Дежурство доктора Тшинецкого | страница 7
С трудом глотая яйца вкрутую, которыми постоянно потчевали врачей клиники, он рассматривал панораму города, открывавшуюся за большим окном. В столовую заглянул адъюнкт Кермала. Стефан узнал от него, что ночью вместо Галецкого будет дежурить Жемих. Это окончательно испортило ему настроение, и он всухомятку глотал яйцо, давясь от злости.
Жемих окончил медицинский курс в том же году, что и Стефан. Начиная обучение, определил себе программы минимум и максимум. Программа-минимум звучала так: получить диплом и не умереть с голоду. Он не ходил в кино, не читал никаких книг, кроме учебных, экономил на хлебе, на сигаретах, даже на дружбе. Женщин обходил издалека. Приступал к очередному экзамену как к схватке с врагом: зубрил, вбивал знания в голову, впитывал всю латинскую ученость, как одержимый носился с лекции на лекцию, делал в городе уколы, сам читал лекции, а по ночам с полотенцем на голове клевал носом над конспектами. Выжимал из собственного тела что только мог, исхудал, у него торчал кадык, зубы испортились, донимали чирьи, стал плохо видеть, но все — в том числе и лечение — он откладывал на потом.
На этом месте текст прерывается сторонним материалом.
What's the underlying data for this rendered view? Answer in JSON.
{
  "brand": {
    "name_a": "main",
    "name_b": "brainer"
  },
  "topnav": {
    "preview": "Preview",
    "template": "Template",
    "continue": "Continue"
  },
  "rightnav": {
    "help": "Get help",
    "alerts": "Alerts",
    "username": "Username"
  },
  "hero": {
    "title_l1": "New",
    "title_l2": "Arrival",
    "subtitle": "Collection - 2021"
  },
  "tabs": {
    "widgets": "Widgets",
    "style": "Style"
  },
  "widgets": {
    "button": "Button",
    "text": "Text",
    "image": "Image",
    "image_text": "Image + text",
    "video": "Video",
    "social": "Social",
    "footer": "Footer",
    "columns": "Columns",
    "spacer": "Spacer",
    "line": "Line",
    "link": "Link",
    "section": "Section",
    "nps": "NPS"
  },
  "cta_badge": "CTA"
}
Получив диплом и поступив на работу в клинику, сразу же приступил к реализации жизненных планов. Поправлялся из месяца в месяц. Дряблая кожа на лице расправилась, его можно было увидеть в изысканных кафе, как он одиноко сидит над грудой пирожных и мизинцем отправляет в рот осыпавшиеся крошки глазури. Он приобретал себе костюм за костюмом, состоятельность пациентов оценивал по их новому радиоприемнику, тахте, столовым приборам, а недавно выплатил задаток за золотые «шаффхаузен»[1] и теперь ожидал найти какую-нибудь богатую пациентку. И совершенно не скрывал этого. Если другие при встрече спрашивали о здоровье, то он говорил: «Ну и какая там практика?» — и сразу же начинал рассказывать, что сам делал в последнее время. «Этот косит!» — говорили врачи. Во время профессорских визитов в палаты Жемих шел в двух шагах за Чумой Пшеменецким, вытягивая шею, чтобы лучше слышать его слова; словно имея глаза на затылке, отскакивал в сторону, чтобы не толкнуть случайно Тшесновского, обменивался с гигантским доцентом репликами, улыбаясь и показывая темные зубы, на которых уже блестели золотые коронки.
У Тшесновского, бледного, потного, с носом Цезаря над синими губами, были огромные волосатые руки, которых боялись женщины. Жемиха он считал ступенькой, на которую можно встать, а Стефана вообще не замечал.